Art and Auctions
Author :
Publisher :
Page : 312 pages
File Size : 40,19 MB
Release : 1969
Category : Art
ISBN :
Author :
Publisher :
Page : 312 pages
File Size : 40,19 MB
Release : 1969
Category : Art
ISBN :
Author : Harvard University. Fine Arts Library
Publisher :
Page : 642 pages
File Size : 46,63 MB
Release : 1976
Category : Art
ISBN :
Author : George R. Goldner
Publisher : Getty Publications
Page : 374 pages
File Size : 50,73 MB
Release : 1992-10-08
Category : Drawing
ISBN : 0892362197
The Getty Museum's collection of drawings was begun in 1981 with the purchase of a Rembrandt nude and has since become an important repository of European works from the fifteenth through the nineteenth century. As in the first volume devoted to the collection (published in 1988 in English and Italian editions), the text is here organized first by national school, then alphabetically by artist, with individual works arranged chronologically. For each drawing, the authors provide a discussion of the work's style, dating, iconography, and relationship to other works, as well as provenance and a complete bibliography.
Author : Egbert Haverkamp Begemann (Kunsthistoriker)
Publisher : Metropolitan Museum of Art
Page : 490 pages
File Size : 35,22 MB
Release : 1999
Category : Art
ISBN : 0870999184
"Early European art was a consuming interest of both Robert Lehman and his father, Philip Lehman, an interest reflected in the remarkable number and quality of drawings they owned from the fifteenth and early sixteenth centuries. In addition to an important group of early German drawings, the collection includes a "Saint Paul" from a series associated with Jan van Eyck and the famous "Scupstoel" from the circle of Rogier van der Weyden, the only design for a decorative sculpture to survive from the fifteenth century. The great artists of the seventeenth century, Peter Paul Rubens, Jacob Jordaens, Claude Lorrain, and Rembrandt among them, are also represented, Rembrandt by seven drawings, including the large study of Leonardo's "Last Supper" that would stay in his mind all through his career. Drawings by Antoine Watteau, Jean-Honoré Fragonard, Gabriel de Saint-Aubin, Thomas Gainsborough, Paul Sandby, and George Romney are among the many from eighteenth-century France and England.
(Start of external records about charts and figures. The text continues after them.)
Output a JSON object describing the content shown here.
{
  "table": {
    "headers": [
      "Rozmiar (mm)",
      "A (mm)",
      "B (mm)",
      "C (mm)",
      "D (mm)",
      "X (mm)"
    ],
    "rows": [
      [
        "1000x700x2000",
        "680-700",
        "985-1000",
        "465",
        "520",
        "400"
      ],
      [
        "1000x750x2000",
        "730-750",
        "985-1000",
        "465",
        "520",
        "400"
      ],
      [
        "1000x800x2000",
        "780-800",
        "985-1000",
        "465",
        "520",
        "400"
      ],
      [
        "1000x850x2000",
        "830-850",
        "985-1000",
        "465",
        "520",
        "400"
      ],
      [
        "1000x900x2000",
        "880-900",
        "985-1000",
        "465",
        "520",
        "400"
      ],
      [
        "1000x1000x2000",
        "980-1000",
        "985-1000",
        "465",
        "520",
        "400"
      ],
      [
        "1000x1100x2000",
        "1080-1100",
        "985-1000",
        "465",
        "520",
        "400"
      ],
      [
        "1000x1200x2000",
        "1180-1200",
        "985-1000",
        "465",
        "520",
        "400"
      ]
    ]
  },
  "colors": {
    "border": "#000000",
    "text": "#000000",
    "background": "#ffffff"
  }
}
The volume discusses all 153 drawings at length, placing each in its art historical setting and complementing the discussion with comparative illustrations of related works." This e-book on the MetPublications website is also accompanied by links to related works and under the "Additional resources"tab are links to Met works of art and Heilbrunn Timeline of Art History essays and timelines (viewed May 1, 2014).
Author : Victoria and Albert museum libr
Publisher :
Page : 114 pages
File Size : 43,74 MB
Release : 1882
Category :
ISBN :
Author : Marco Beretta
Publisher : Science History Publications
Page : 156 pages
File Size : 23,8 MB
Release : 2001
Category : Art
ISBN : 9780881352948
Author : Frick Art Reference Library
Publisher :
Page : 812 pages
File Size : 23,89 MB
Release : 1983
Category : Art
ISBN :
Author :
Publisher :
Page : 852 pages
File Size : 37,88 MB
Release : 1896
Category : Geology
ISBN :
Author : Musee des Beaux Arts (Lille, France)
Publisher : Metropolitan Museum of Art
Page : 340 pages
File Size : 16,98 MB
Release : 1992
Category : Art
ISBN : 0870996495
Author : Basile Baudez
Publisher : Princeton University Press
Page : 288 pages
File Size : 21,89 MB
Release : 2021-12-21
Category : Architecture
ISBN : 0691233152
The first comprehensive account of how and why architects learned to communicate through color Architectural drawings of the Italian Renaissance were largely devoid of color, but from the seventeenth century through the nineteenth, polychromy in architectural representation grew and flourished. Basile Baudez argues that colors appeared on paper when architects adapted the pictorial tools of imitation, cartographers' natural signs, military engineers' conventions, and, finally, painters' affective goals in an attempt to communicate with a broad public. Inessential Colors traces the use of color in European architectural drawings and prints, revealing how this phenomenon reflected the professional anxieties of an emerging professional practice that was simultaneously art and science. Traversing national borders, the book addresses color as a key player in the long history of rivalry and exchange between European traditions in architectural representation and practice. Featuring a wealth of previously unpublished drawings, Inessential Colors challenges the long-standing misreading of architectural drawings as illustrations rather than representations, pointing instead to their inherent qualities as independent objects whose beauty paved the way for the visual system architects use today.